In ancient times, accepting a wedding ring constituted a legally binding agreement between husband and wife. The wife became property of the husband, a holding of sorts. It also represented protection to the wife–a protection against challengers seizing her legal and rightful position in a power grab.
Early Egyptian wedding rings were simple circular bands, crudely crafted from indigenous materials such as hemp and reeds. The lifespan of the average wedding ring was approximately one year. It’s a safe bet that the average marriage outlasted the average wedding band, since the eternal circle signified eternal love and devotion. The circle also represented the joining of two halves to create a whole. The hole in the center symbolized the gateway to the unknown–the future. Wedding bands of ivory, leather, and other sturdy materials were crafted by those who desired a more permanent token of eternity.
Metals replaced the earlier hemp and reed wedding bands. The early Romans moved to lead, while other civilizations chose brass and copper. Eventually, gold emerged as the metal of choice. In fact, early Irish couples insisted on gold, as any other material was thought to bring bad luck at best, and constitute an illegal marriage at worst. For couples unable to afford gold wedding bands, gold wedding rings were secured for the service and returned immediately afterward.
Early crude designs were adorned with semiprecious metals in an attempt to disguise the handiwork. The color of the stones also held significance. The red ruby signified the heart, the blue sapphire signified the skies and the heavens, and the rare diamond’s indestructible nature signified the indestructible bond of marriage.
Fit played an equally important role in the realm of superstition surrounding the wedding ring. The fit had to be perfect.

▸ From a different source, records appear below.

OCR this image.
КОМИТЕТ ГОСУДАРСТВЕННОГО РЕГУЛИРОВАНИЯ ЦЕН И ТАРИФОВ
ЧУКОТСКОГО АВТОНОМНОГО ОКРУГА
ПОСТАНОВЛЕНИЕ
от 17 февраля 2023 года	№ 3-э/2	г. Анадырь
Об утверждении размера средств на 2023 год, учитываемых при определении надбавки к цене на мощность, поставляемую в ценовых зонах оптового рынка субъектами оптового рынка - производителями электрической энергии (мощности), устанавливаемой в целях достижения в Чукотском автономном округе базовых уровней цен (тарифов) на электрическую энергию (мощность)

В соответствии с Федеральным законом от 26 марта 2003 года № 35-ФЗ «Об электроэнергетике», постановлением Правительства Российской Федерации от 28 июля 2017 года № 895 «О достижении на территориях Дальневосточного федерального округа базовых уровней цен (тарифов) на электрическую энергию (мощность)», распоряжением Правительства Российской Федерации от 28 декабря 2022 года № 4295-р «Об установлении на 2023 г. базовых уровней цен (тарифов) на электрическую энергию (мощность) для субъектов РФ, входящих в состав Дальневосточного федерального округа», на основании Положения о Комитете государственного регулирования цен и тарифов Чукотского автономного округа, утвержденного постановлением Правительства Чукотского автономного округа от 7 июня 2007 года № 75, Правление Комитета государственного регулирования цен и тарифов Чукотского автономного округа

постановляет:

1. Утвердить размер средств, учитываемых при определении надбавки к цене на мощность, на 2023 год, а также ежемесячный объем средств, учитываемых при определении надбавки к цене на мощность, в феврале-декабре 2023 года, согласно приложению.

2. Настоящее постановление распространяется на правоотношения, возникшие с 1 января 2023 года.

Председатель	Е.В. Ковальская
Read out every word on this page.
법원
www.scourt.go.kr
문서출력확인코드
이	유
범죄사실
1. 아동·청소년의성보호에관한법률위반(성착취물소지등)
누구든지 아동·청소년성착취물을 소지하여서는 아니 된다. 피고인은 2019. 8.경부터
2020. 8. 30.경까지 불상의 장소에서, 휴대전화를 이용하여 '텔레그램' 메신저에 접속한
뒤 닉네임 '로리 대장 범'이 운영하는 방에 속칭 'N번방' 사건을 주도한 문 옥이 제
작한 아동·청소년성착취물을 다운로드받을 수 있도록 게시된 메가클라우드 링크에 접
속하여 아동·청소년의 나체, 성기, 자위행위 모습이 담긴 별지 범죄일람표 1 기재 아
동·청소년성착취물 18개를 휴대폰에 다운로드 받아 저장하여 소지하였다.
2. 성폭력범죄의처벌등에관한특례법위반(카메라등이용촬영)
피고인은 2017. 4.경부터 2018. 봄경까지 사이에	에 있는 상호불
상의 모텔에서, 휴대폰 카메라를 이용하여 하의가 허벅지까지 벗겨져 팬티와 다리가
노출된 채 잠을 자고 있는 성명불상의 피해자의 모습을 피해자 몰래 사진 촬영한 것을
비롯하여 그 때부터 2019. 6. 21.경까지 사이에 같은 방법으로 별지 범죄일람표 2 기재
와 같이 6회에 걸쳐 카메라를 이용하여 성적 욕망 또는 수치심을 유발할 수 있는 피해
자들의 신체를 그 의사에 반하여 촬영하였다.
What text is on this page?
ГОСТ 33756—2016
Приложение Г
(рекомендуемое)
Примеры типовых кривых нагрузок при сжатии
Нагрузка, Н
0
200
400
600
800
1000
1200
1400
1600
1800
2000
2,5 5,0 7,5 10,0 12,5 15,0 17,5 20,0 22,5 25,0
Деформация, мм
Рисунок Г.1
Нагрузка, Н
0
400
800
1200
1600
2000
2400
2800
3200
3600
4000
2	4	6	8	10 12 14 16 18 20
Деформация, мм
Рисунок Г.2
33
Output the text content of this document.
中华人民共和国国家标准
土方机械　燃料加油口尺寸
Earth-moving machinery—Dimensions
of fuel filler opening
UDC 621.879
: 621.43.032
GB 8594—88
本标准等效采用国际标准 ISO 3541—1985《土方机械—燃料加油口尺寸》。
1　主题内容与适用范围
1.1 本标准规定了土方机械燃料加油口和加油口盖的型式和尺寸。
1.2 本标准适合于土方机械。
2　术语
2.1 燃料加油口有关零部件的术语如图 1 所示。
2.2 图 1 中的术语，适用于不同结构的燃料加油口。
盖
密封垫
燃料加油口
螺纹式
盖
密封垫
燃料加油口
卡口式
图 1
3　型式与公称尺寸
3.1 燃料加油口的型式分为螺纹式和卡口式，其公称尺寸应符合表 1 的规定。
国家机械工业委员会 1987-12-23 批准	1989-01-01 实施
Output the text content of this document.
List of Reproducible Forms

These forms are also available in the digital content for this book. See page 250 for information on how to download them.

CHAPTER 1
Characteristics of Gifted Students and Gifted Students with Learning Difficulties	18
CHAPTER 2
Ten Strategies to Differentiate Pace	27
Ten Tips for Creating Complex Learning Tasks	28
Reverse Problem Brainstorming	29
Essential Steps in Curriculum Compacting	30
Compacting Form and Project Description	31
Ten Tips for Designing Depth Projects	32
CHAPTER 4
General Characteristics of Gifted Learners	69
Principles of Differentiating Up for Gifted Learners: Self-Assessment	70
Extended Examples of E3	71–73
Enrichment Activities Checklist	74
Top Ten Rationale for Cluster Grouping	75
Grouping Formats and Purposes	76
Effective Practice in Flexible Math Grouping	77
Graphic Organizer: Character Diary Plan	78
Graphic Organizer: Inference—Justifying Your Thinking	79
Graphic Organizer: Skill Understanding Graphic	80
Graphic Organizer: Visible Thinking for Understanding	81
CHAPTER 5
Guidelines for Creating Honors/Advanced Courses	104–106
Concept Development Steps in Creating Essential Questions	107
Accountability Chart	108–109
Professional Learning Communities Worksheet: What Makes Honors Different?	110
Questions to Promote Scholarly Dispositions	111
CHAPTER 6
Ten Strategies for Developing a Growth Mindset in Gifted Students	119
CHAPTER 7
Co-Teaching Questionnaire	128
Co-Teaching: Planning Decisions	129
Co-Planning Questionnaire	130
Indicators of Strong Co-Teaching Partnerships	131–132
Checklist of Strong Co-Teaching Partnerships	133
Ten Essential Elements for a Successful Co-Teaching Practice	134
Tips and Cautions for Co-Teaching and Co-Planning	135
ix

Too loose a fit would lead to a sloppy marriage, carelessness, and even cause the couple to grow apart. Too tight a fit would doom the couple to a suffocating, painful marriage.
In ancient times, wedding bands occupied the third finger on the left hand just as they do today. The significance of the third finger was the belief that the vein in the third finger, the “vena amoris,” led directly to the heart. This was a thought propagated by the Egyptians and adopted as truth by the ancient Greeks and Romans, until later disproved.
Even after the discovery that there was no vena amoris, the custom of wearing the wedding band on the third finger survived. Early Christian marriages included a ritual that landed the wedding band on the third finger: As the priest recited, “In the name of the Father, the Son, and the holy Ghost,” he took the ring and touched the thumb, the first finger, and then the second finger. When he said, “Amen,” he placed the ring on the third finger, sealing the marriage. The wedding band has occupied the third finger into the 21st century, except for a short period during the Elizabethan era, when whimsy decreed that the wedding ring reside on the thumb.
Double-ring ceremonies gained popularity during World War II as young soldiers shipped off to war. The token of the marriage contract took on new sentimentality during those troubling times, and that custom remains intact today. Ceremonies differ, vows are often unique, but the tradition of the wedding band has survived through the ages, and probably will–for all eternity.